A Personal Health Record Can Help with Safety

And now just a little information regarding Personal Health Records (PHRs) and their useful for patient safety. Having a PHR can certainly save you time and help with all the cumbersome paperwork, but having one can also save your life. Patient data is lost/mixed up etc. daily and having your own record of your health will help keep you safe. The state of California has the largest PHR adoption rate. Here is a look at the numbers:
1. 7% of adults had used a Personal Health Record (PHR)
2. California leads the nation in PHR use, at 15%
3. 58% of PHR users with two or more chronic conditions say they know more about their health care as a result, compared to 44% of those with only one or no chronic conditions
4. 48% of caregivers are interested in using a PHR for the person they care for
5. 75% worry about the privacy of PHR information
6. 40% of those who do not have a PHR express interest in using one

Digital medical records (EHRs)… New wave of healthcare?
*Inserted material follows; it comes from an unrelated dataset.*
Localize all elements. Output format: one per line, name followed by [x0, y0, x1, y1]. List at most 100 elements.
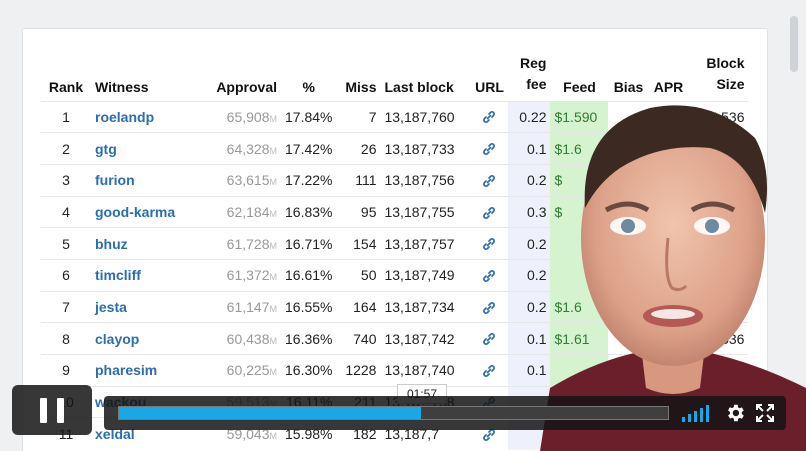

Wednesday, April 14th, 2010

In a previous post, legal implications surrounding privacy standards with EHRs was discussed. The questions asked were: Are there enough safeguards surrounding the technology? Is it easier to steal patient information when records are in an electronic format? And the list goes on. The post did not address the advantages and shortcomings of the EHR technology. Adaptation is slow. Why is that?

A recent article from the Wall Street Journal “Can Technology Cure Health Care” stated that “digital medical records come with some big promises – they’ll improve patient care, eliminate errors, stem costs and make health care more efficient.” On the other hand a 2009 study indicated that “hospitals with more-advanced electronic systems fared NO better than other hospitals on measures of admin costs, on average, even if the systems might ‘modestly improve’ performance on care.”

What does that mean? Healthcare professionals are frustrated with the electronic systems. Could it be because healthcare – notoriously slow to change – isn’t ready for the switch? Unlikely – the article surmises that it might not have to do with how the digital records are implemented, but with how they are designed.

The article discusses how hospitals can customize digital systems to fit their own unique needs. Digital technology has a chance to revolutionize healthcare. We just need to come up with a system that is uniform enough so all systems can communicate, but unique enough to satisfy each health facilities’ needs and wants.